Surgery is the treatment of choice (1). It can be just a shunt procedure for CSF diversion, an endoscopic biopsy, or an open surgical procedure aiming at subtotal or gross total excision. Surgical mortality is less than 3%, but morbidity may reach 20%, particularly in cases with extensive spread to the tectum (1). The choice of a surgical corridor will be based on the tumor extensions and their relation with the Vein of Galen and other deep venous complexes (9). The suboccipital transtentorial approach is preferable for tumors extending upward and displacing the venous complex inferiorly. The infratentorial supra cerebellar approach (10) utilizes the natural corridor for tumor reach but is better suited for lesions developing inferior to the venous complex. One study published in journal of neurosurgery (JNS) recommends a Supracerebelar Intratentorial approach for tumors in the midline and with extension to the third ventricle and an Occipital transtentorial approach for lesions extending to the fourth ventricle (11).
Clinical behavior, histological grading, and other diagnostic criteria of SMARCB1-mutant DMT of the pineal region are still evolving (1).

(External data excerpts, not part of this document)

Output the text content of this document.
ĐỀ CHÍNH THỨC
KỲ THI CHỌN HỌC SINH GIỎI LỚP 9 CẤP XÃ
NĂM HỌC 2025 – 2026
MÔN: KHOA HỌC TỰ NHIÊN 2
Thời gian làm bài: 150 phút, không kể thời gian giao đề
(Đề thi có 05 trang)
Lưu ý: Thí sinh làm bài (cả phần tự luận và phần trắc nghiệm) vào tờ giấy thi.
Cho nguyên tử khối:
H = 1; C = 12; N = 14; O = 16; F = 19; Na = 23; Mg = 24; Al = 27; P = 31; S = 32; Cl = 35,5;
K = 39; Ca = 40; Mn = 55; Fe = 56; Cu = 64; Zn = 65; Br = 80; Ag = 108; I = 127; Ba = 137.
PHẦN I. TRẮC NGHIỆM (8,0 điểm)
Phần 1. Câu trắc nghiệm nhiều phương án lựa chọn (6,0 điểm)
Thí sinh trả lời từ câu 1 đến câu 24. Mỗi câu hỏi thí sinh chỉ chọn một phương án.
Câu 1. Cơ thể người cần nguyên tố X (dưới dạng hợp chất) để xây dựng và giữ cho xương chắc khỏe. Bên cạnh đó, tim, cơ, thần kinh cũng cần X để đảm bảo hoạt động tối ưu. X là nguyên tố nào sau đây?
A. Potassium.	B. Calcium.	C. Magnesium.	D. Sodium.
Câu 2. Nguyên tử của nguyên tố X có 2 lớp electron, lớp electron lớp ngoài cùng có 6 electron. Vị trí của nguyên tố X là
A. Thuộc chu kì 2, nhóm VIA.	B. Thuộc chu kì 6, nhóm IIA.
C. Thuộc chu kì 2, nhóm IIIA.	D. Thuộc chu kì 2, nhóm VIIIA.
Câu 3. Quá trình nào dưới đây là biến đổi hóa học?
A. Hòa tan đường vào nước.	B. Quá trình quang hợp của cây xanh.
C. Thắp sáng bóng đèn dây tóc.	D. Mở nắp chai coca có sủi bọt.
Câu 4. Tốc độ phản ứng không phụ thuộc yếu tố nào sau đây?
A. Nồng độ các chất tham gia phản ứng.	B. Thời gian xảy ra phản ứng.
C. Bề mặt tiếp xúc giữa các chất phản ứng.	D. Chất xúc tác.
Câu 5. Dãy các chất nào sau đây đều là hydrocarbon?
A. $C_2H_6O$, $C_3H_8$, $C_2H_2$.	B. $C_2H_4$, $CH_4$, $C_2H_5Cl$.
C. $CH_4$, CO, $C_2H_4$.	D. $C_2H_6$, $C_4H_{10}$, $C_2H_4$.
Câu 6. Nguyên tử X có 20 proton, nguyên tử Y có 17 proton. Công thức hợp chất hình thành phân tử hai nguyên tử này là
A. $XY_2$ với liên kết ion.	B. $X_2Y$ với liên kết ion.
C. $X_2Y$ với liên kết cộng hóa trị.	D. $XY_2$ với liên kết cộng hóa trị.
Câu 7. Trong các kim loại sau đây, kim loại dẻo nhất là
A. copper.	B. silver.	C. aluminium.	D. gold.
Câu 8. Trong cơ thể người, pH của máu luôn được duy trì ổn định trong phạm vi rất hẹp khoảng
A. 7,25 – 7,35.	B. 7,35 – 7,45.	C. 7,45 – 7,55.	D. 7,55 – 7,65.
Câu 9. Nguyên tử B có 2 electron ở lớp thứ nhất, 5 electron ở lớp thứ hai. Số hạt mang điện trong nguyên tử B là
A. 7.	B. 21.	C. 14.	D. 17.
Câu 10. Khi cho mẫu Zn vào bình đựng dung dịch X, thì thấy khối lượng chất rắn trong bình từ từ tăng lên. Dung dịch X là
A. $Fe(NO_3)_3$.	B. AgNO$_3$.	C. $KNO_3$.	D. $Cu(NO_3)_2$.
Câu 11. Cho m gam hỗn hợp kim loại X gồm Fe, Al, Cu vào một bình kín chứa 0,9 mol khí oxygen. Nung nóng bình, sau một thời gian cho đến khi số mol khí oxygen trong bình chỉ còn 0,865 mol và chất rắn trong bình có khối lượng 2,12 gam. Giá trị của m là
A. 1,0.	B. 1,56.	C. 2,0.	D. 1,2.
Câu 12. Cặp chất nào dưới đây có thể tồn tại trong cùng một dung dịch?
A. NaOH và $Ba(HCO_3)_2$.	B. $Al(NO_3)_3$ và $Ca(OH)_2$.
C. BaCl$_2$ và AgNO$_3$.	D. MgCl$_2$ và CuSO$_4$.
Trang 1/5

Aggressive (grade 3) or recurrent tumors are subjected to adjuvant RT (1), whereas grades 1 and 2 tumors are closely observed. Presently the role of adjuvant radiotherapy remains unclear, irrespective of their biology. A curative intent cranio-spinal radiation is often prescribed by some authors (3). Prognostically, even though they may have a short clinical course, DMT, and SMARCB1-mutant may have a better prognosis compared to AT/RT, as they are found to be less aggressive. In one study, with a median follow-up of approximately 30 months, 30% of patients were dead (3), but the remainder were alive with stable disease or no signs of recurrence after subtotal resection followed by curative-intent craniospinal irradiation with an RT boost to the primary tumor region. Gross total resection (GTR) is the only consistent treatment-related prognostic factor (12). However, currently, due to the rarity of DMT SMARCB1, there is no consensus on optimal therapeutic strategies or standard characterization of the tumor’s behavior at present.
Conclusion
To conclude, this case report highlights the new tumor entity and aims to add to the growing body of knowledge about its clinical management. Our knowledge of the variety of SMARCB1/INI1-deficient tumors is slowly progressing, which includes the highly malignant AT/RT to less malignant DMTs. DMT, SMARCB1-mutant seems to have a better prognosis with long-term survival compared to their dreaded counterparts. However, careful attention is necessary because SMARCB1/INI1 deficiency is generally a genetic signature for concern. Armed with better diagnostic capabilities, we hope to identify such rare tumors more often and adopt measures for optimal management.